Chine et Vietnam. Deux accords chèrement payés

Fin août, en l’espace de quelques jours, deux informations semblables sont tombées à propos des rapports entre le Saint-Siège et deux pays importants d’Extrême-Orient : la Chine et le Vietnam.

Le 26 août en Chine a eu lieu la première ordination épiscopale réalisées sur base de l’accord ratifié à Pékin le 22 septembre 2018 : celle d’Antonio Yao Shun, ordinaire du diocèse de Ji Ning, en Mongolie-Intérieure.

Et le 28 août, une seconde ordination à suivi : celle de Stefano Xu Hongwei, évêque de Hanzhong, dans la région du Shaanxi.

Curieusement, le Saint-Siège n’a pas publié la nouvelle officielle de leurs ordinations, se bornant à confirmer – dans deux déclarations du directeur de la salle de presse du Vatican, Matteo Bruni – que l’une comme l’autre avaient été faites avec le « mandat pontifical ».

Ces deux nouveaux évêques avaient été élus à cette fonction en avril dernier par des assemblées composées de prêtres, de religieux et de laïcs de leurs diocèses respectifs, tous sélectionnés par les autorités chinoises et rassemblés dans un hôtel où ils ont reçu des instructions de vote bien précises.

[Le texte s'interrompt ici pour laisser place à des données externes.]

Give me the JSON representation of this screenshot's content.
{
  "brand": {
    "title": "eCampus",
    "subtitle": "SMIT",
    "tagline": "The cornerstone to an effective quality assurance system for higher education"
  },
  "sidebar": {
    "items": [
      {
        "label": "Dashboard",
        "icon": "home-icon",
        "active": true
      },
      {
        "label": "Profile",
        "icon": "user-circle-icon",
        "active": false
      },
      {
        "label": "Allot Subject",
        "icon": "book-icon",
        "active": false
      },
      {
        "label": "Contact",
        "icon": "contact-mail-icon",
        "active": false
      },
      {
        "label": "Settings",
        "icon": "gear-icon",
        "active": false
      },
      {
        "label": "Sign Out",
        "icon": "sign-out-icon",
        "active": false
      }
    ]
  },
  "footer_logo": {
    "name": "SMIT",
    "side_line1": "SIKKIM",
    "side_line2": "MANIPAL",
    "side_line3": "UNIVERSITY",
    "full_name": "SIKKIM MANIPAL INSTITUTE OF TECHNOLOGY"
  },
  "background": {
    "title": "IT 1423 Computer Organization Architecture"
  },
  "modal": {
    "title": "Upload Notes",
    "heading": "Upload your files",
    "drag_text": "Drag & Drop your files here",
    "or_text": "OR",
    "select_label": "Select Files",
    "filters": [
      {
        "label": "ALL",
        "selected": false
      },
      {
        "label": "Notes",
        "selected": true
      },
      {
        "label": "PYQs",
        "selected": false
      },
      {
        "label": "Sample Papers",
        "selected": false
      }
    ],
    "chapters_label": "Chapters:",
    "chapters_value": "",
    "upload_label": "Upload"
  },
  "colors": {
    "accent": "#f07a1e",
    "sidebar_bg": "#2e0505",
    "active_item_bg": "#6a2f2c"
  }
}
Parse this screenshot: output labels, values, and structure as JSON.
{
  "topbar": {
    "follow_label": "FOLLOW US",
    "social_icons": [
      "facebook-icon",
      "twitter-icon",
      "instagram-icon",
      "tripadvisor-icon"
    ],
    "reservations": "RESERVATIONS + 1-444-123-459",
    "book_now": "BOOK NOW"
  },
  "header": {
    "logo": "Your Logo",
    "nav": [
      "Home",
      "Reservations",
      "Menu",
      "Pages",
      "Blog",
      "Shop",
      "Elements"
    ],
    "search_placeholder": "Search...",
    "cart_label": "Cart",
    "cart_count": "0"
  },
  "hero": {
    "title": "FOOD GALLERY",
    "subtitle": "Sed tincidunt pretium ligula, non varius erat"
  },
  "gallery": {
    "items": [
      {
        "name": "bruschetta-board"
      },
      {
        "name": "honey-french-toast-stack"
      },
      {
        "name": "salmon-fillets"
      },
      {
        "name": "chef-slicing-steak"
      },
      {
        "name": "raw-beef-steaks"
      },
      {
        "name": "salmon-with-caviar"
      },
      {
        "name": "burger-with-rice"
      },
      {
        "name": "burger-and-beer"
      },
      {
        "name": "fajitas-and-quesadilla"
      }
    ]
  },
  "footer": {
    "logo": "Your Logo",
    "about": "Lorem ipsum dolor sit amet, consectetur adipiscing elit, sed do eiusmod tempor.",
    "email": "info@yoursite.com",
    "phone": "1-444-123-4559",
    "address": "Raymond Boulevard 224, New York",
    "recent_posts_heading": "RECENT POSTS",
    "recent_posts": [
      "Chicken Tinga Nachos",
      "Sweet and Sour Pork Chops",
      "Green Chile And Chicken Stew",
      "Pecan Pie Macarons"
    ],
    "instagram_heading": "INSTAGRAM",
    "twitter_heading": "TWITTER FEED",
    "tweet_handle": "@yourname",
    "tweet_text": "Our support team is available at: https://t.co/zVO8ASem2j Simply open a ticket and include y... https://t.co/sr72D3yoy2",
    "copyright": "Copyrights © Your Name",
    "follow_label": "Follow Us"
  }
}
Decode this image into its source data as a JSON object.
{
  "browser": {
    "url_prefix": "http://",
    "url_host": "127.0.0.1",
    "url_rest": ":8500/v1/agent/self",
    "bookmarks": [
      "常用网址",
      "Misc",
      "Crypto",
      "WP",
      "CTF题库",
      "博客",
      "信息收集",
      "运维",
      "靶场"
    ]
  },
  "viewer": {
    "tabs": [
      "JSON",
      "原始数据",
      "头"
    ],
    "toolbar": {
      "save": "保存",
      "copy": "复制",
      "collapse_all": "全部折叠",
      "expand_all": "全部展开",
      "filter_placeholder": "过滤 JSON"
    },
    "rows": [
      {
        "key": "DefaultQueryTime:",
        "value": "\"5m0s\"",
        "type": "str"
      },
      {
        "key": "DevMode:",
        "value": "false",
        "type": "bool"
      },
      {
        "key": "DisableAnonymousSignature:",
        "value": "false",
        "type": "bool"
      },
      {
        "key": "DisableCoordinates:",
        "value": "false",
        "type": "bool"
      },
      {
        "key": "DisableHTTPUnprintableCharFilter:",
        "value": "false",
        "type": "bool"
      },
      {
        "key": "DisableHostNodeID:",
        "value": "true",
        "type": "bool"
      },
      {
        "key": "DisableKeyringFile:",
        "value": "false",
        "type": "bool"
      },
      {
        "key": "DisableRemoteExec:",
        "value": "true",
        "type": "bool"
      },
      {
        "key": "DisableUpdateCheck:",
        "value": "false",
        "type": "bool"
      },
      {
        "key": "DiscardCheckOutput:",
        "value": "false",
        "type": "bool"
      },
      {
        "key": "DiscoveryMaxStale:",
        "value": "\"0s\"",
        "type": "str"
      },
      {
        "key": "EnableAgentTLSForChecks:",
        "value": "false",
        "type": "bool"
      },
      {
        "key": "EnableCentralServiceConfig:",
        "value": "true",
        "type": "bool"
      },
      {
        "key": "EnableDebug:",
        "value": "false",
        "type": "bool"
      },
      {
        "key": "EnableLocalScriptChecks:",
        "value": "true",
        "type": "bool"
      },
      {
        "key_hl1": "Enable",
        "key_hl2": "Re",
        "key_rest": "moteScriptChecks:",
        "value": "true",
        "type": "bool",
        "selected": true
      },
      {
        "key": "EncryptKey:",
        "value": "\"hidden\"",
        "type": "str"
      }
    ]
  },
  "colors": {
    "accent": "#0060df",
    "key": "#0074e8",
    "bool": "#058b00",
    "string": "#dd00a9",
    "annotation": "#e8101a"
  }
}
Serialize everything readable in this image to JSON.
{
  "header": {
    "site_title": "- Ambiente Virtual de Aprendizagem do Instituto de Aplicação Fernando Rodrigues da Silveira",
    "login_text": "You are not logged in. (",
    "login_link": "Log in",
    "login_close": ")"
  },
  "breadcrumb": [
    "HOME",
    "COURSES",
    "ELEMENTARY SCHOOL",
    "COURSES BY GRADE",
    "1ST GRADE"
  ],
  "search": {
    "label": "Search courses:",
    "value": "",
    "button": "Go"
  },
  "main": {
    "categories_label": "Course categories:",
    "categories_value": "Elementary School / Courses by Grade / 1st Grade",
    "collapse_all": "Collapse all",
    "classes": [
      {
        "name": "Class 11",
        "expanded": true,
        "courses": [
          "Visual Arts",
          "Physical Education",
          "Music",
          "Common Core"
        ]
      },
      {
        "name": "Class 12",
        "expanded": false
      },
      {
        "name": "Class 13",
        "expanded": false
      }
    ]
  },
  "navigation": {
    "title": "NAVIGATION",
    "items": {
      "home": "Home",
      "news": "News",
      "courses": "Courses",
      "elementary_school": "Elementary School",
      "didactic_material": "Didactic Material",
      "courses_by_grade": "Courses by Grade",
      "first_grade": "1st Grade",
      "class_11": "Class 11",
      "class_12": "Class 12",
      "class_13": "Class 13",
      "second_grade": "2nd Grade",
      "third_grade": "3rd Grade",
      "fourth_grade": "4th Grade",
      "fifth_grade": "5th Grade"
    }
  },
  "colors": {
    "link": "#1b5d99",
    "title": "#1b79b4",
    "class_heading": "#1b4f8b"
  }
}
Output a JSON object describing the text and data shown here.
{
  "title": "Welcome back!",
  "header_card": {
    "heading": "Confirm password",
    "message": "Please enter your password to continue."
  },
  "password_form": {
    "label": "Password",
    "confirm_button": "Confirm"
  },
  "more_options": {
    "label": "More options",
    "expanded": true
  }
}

Et dans les deux cas, c’est la pseudo-conférence épiscopale chinoise, composée des seuls évêques officiellement reconnus par le gouvernement qui a présenté les nouveaux évêques à Rome, qui les a acceptés. Les termes précis de l’accord entre les deux parties sont toujours secrets mais il est d’une évidence limpide que c’est bien ainsi qu’il fonctionne.

En ce qui concerne le Vietnam, l’une des réunions de travail périodiques entre les délégations des deux parties a eu lieu à Rome le 21 et le 22 août. Le communiqué final ouvrait la perspective d’établir « dans un futur proche » au Vietnam une résidence permanente pour le « représentant du Pape » auprès de ce pays, un représentant qui réside actuellement à Singapour.

Quant à la vie de l’Église catholique vietnamienne, avec près de 8 millions de fidèles sur une population approchant des 100 millions, le communiqué s’est borné à rappeler les positions des deux parties, sans faire allusion aux lourdes limitations imposées à la liberté religieuse.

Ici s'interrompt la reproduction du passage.